Клуб книгочеев – книжных червей, – усмехался Шанский, – у прилавка отдела поэзии в Доме Книги.
Обычный день… Люся Левина, успевая отпускать покупателям Прокофьева, Фирсова, Наровчатова, делиться слухами о поэтических сюрпризах, годами вызревавших в потайных кабинетах цензоров, внимательно прислушивалась к Лёне Соколову, открывателю-ценителю Кушнера; подтягивались Элинсон, Товбин, Шиндин, Акмен, в чьей квартире в доме наискосок, на углу Невского и канала, протанцевали прошлую ночь. Шиндин молча поднимал очи к потолку, нашпигованному микрофонами КГБ, качал головой… а вот и Бухтин с последними известиями из Тарту… Ба, даже Бызов! – торчал в лаборатории в Старом Петергофе, а тут пробегал по Невскому, решил повидаться… что за нежности? Шанский посмеивался: Бызов рассматривал под лабораторным микроскопом жизнь как выковырянную из-под ногтей грязь с копошением микробов; копошение когда-то показывала в назидание Агриппина, чтобы отучить от мизантропии.

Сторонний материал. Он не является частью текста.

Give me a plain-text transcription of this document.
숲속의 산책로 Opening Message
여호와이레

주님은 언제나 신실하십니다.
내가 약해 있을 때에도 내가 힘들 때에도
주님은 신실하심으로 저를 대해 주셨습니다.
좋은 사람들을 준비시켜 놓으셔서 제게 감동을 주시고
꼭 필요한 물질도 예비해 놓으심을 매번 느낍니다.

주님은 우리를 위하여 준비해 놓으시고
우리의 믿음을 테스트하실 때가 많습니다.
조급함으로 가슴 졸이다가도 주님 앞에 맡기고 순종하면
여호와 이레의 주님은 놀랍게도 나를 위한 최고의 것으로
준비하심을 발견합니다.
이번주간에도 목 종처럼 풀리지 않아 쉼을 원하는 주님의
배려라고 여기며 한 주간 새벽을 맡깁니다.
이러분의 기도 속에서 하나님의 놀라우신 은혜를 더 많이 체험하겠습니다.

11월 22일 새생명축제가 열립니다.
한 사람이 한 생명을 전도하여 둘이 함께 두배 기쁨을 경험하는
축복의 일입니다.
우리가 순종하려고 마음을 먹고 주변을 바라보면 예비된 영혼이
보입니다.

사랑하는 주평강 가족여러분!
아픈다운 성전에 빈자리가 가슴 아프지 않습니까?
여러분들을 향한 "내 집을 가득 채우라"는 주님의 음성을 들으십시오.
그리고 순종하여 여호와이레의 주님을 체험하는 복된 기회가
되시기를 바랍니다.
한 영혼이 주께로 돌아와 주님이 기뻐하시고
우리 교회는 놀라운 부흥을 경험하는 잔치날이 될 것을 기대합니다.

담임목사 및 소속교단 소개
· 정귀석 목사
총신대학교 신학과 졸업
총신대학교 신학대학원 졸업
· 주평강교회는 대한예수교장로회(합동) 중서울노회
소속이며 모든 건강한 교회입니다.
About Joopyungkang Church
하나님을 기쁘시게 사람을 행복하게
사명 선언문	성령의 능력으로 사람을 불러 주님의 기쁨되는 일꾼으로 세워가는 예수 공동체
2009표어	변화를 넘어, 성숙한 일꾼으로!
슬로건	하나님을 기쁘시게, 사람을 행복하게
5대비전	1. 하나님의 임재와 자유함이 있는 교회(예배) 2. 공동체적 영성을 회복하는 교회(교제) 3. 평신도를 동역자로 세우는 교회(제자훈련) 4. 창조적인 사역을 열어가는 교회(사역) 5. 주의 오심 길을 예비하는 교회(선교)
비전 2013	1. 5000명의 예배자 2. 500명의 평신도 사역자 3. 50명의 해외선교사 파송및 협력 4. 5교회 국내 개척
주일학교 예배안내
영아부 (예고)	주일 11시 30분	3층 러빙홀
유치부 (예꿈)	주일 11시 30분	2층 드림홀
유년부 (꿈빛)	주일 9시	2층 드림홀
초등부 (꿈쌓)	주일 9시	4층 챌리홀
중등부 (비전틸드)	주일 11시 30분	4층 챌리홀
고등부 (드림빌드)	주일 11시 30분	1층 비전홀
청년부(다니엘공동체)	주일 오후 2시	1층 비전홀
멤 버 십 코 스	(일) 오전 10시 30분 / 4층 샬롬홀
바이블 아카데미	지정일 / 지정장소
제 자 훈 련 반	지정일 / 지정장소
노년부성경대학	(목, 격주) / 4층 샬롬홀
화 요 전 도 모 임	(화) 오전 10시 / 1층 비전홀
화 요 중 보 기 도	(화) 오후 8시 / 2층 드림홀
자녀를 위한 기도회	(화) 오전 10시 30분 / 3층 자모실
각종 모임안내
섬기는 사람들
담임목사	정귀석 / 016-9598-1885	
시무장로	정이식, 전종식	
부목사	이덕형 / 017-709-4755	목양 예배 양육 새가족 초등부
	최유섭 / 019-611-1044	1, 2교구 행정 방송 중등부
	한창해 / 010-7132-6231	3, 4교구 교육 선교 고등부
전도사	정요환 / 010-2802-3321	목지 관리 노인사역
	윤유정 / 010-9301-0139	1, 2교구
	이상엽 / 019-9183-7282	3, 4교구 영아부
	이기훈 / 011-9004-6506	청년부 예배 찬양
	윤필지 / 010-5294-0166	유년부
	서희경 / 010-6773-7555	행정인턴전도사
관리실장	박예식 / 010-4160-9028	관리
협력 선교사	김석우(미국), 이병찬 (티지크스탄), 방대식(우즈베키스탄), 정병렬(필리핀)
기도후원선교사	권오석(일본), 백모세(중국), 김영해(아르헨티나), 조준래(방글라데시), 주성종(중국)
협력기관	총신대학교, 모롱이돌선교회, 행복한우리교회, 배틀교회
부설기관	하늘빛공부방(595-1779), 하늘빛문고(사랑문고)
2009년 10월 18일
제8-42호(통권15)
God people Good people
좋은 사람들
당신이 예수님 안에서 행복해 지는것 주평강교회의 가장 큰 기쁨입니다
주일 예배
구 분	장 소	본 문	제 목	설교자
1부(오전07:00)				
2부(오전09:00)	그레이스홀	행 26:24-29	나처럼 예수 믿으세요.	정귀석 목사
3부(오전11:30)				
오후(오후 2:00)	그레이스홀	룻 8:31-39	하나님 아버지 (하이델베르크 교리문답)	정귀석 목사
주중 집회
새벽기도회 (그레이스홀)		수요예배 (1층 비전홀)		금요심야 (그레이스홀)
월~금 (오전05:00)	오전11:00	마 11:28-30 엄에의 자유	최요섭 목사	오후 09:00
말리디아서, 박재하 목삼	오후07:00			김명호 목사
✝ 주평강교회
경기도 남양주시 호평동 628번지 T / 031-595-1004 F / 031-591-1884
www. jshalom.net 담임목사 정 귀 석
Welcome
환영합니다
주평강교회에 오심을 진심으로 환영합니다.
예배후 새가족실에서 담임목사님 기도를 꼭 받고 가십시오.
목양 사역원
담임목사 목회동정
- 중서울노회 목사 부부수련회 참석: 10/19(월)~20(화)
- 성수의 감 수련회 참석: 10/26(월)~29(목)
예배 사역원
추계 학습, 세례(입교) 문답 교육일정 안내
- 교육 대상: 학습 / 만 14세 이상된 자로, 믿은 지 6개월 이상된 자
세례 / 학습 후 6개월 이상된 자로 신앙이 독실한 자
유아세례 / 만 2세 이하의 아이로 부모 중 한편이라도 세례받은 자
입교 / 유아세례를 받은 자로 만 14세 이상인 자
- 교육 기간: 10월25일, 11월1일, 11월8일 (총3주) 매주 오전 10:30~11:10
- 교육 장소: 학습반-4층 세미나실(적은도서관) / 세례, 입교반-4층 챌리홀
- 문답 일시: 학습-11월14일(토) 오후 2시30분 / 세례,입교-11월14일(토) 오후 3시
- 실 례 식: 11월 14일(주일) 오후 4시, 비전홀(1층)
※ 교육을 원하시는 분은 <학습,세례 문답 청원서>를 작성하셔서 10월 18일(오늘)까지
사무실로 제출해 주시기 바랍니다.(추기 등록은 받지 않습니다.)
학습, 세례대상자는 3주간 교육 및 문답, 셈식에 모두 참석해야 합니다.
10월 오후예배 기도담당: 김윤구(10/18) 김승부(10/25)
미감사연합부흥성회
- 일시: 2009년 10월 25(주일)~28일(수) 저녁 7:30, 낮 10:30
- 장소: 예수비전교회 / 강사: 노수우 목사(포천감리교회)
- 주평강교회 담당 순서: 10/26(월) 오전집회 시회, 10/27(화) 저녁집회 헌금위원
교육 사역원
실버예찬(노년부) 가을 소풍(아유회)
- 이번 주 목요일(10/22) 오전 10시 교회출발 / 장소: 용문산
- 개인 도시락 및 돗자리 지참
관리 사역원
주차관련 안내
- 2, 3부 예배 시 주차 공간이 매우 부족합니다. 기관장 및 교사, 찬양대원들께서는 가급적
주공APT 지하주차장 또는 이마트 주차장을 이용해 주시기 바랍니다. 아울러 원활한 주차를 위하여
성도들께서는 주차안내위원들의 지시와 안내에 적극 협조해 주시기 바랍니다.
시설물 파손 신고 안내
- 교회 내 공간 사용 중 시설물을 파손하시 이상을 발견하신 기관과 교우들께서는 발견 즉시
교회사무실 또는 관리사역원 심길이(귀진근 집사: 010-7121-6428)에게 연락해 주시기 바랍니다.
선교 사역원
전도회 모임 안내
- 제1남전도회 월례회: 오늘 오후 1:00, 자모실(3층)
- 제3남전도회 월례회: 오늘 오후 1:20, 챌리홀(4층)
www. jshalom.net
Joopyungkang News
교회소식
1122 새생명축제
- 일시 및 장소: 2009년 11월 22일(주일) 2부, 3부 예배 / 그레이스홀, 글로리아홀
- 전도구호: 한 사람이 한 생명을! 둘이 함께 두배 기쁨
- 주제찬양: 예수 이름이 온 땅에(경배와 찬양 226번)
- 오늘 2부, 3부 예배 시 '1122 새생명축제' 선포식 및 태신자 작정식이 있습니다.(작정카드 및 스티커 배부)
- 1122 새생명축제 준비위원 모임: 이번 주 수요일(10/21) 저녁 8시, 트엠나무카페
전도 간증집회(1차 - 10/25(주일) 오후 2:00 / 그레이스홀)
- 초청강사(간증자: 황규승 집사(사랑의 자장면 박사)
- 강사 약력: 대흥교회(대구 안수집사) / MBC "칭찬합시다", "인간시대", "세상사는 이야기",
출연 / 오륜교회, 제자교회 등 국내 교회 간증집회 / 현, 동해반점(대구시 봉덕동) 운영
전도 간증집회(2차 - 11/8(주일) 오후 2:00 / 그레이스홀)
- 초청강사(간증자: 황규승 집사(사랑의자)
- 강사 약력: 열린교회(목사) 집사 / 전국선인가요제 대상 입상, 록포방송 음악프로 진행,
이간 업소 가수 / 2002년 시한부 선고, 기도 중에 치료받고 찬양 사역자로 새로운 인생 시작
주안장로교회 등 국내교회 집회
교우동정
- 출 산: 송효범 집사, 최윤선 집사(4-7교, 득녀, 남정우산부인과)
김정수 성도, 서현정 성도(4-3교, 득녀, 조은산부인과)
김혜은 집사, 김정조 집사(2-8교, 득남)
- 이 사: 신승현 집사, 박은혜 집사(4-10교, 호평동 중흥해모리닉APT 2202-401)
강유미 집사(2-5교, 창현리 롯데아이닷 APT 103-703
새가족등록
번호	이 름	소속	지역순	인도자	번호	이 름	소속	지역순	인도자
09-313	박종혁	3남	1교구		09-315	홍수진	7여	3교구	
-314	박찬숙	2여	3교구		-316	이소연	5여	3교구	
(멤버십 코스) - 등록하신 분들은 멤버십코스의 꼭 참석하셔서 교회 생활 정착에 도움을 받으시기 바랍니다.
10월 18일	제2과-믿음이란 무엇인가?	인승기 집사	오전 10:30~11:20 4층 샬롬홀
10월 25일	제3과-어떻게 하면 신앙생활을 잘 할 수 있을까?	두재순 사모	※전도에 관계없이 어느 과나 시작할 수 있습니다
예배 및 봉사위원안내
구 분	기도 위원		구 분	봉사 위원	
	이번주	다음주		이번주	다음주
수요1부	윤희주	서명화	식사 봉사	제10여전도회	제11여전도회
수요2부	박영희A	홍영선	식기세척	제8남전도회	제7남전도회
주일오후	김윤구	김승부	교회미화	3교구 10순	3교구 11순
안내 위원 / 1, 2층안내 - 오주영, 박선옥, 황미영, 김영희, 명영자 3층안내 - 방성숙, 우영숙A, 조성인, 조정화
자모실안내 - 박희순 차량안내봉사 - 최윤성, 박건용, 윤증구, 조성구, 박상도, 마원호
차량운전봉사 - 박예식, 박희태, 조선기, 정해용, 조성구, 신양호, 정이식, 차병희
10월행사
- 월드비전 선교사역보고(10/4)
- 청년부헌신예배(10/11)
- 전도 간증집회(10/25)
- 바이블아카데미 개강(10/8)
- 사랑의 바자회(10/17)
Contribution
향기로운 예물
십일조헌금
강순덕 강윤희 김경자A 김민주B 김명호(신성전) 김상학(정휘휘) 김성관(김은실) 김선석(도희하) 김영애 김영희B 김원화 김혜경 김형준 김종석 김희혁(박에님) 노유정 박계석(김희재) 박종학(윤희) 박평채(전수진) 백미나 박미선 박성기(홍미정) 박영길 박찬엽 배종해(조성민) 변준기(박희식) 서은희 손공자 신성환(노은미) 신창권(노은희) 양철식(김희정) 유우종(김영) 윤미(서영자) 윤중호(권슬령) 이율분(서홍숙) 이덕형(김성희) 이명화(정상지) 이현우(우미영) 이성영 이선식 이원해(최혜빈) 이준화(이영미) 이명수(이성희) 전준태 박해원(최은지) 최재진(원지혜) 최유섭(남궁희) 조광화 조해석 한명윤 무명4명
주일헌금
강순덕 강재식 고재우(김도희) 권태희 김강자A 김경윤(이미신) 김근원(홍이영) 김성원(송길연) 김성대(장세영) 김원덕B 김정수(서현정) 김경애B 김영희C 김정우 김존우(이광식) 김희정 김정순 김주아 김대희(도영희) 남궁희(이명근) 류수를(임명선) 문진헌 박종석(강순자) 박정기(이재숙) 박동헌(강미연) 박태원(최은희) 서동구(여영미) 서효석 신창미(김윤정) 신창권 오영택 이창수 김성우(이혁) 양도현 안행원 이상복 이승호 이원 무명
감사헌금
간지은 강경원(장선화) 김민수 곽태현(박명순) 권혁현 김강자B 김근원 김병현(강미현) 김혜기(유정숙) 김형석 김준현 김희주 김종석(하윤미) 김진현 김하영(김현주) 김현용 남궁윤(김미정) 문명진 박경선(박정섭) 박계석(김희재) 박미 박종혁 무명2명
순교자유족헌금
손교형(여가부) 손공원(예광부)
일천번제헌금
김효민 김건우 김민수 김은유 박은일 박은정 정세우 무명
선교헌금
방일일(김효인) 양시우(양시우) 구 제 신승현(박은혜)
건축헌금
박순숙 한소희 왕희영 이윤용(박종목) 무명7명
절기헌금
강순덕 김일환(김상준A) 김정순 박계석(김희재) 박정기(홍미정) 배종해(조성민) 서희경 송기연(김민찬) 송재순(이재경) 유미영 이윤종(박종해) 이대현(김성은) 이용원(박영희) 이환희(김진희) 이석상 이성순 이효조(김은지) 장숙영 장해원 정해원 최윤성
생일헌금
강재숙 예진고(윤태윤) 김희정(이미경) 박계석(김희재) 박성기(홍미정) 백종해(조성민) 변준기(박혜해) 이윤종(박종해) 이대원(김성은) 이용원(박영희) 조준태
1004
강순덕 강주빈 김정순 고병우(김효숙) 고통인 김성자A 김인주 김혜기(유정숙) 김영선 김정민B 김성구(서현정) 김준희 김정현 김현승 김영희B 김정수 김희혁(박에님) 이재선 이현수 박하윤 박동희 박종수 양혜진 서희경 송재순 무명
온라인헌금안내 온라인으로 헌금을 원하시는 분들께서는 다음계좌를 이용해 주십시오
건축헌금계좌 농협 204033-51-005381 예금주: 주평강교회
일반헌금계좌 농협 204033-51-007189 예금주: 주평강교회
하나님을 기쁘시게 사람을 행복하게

Всклокоченный, с задорной сумасшедшинкою в неизменно тёплом, доброжелательно-участливом взоре энциклопедически-всеведущий Дин; бывший лагерник, учёный гений общения без устали кочевал из компании в компанию с удлинявшимся шлейфом мечтавших заглянуть ему в рот, юных нечёсаных философинь… добрался до Дома Книги… у прилавка Костя Кузьминский, прозванный Шанским «Костей в горле», помахивал изящной ручкой с тяжёлым перстнем, не умолкая, как на поэтическом турнире, импровизировал, исторгая потоки звучно-эффектных рифм, заодно успевая сваливать впрок в хулиганскую бездонную свою память чужие сюжеты, биографии, реплики, строфы; всплывут, к счастью, в Америке, в «Голубой лагуне»…
Болтая, выходят из Дома Книги на Невский, чтобы разбрестись.
Кто куда.
На Ковенском Гарик Элинсон в облаке цветной пыли лепил пастелью грудастых обнажённых на оргалите.
На Васильевском, на Наличной, Гена Алексеев оттачивал остроумно-горестные верлибры, выставив на низкий столик напитки, читал гостям «Околесицу».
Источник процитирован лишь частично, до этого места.